Comparison of biomedical relationship extraction methods and models for knowledge graph creation
Biomedical research is growing at such an exponential pace that scientists,
researchers, and practitioners are no more able to cope with the amount of
published literature in the domain. The knowledge presented in the literature
needs to be systematized in such a way that claims and hypotheses can be easily
found, accessed, and validated. Knowledge graphs can provide such a framework
for semantic knowledge representation from literature. However, in order to
build a knowledge graph, it is necessary to extract knowledge as relationships
between biomedical entities and normalize both entities and relationship types.

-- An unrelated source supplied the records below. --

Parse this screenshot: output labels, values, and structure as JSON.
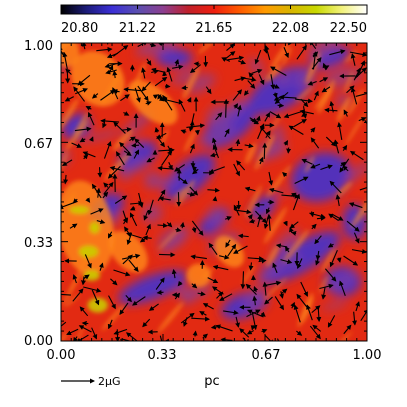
{
  "chart_data": {
    "type": "heatmap",
    "colorbar": {
      "ticks": [
        "20.80",
        "21.22",
        "21.65",
        "22.08",
        "22.50"
      ],
      "range": [
        20.8,
        22.5
      ],
      "stops": [
        "#000000",
        "#1c1c7a",
        "#3b2fd6",
        "#5a4fb0",
        "#8c3f90",
        "#c0202a",
        "#ef1f0f",
        "#ff5a00",
        "#ff9a00",
        "#d8b400",
        "#c8d800",
        "#f2f27a",
        "#ffffff"
      ]
    },
    "x_ticks": [
      "0.00",
      "0.33",
      "0.67",
      "1.00"
    ],
    "y_ticks": [
      "0.00",
      "0.33",
      "0.67",
      "1.00"
    ],
    "x_range": [
      0,
      1
    ],
    "y_range": [
      0,
      1
    ],
    "xlabel": "pc",
    "vector_scale_label": "2μG",
    "field_colors": {
      "background": "#e22a12",
      "low": "#3b34d8",
      "mid": "#8a3e90",
      "high": "#ff8a1a",
      "peak": "#c8d400",
      "vector": "#000000"
    }
  }
}
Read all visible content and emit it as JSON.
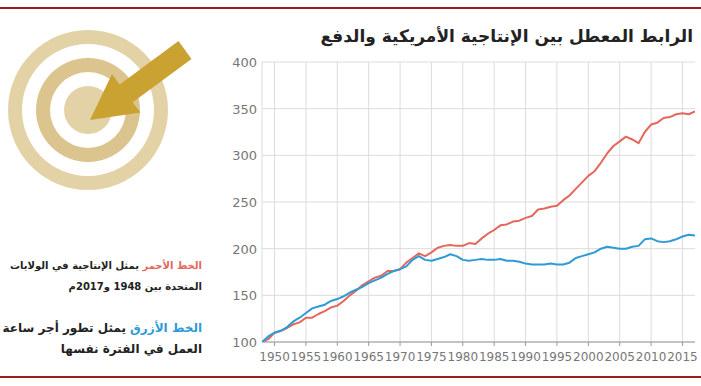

In this paper, we present and compare few rule-based and machine learning-based
(Naive Bayes, Random Forests as examples of traditional machine learning
methods and DistilBERT, PubMedBERT, T5 and SciFive-based models as examples of
modern deep learning transformers) methods for scalable relationship extraction
from biomedical literature, and for the integration into the knowledge graphs.
We examine how resilient are these various methods to unbalanced and fairly
small datasets. Our experiments show that transformer-based models handle well
both small (due to pre-training on a large dataset) and unbalanced datasets.
The best performing model was the PubMedBERT-based model fine-tuned on balanced
data, with a reported F1-score of 0.92. DistilBERT-based model followed with
F1-score of 0.89, performing faster and with lower resource requirements.
BERT-based models performed better then T5-based generative models.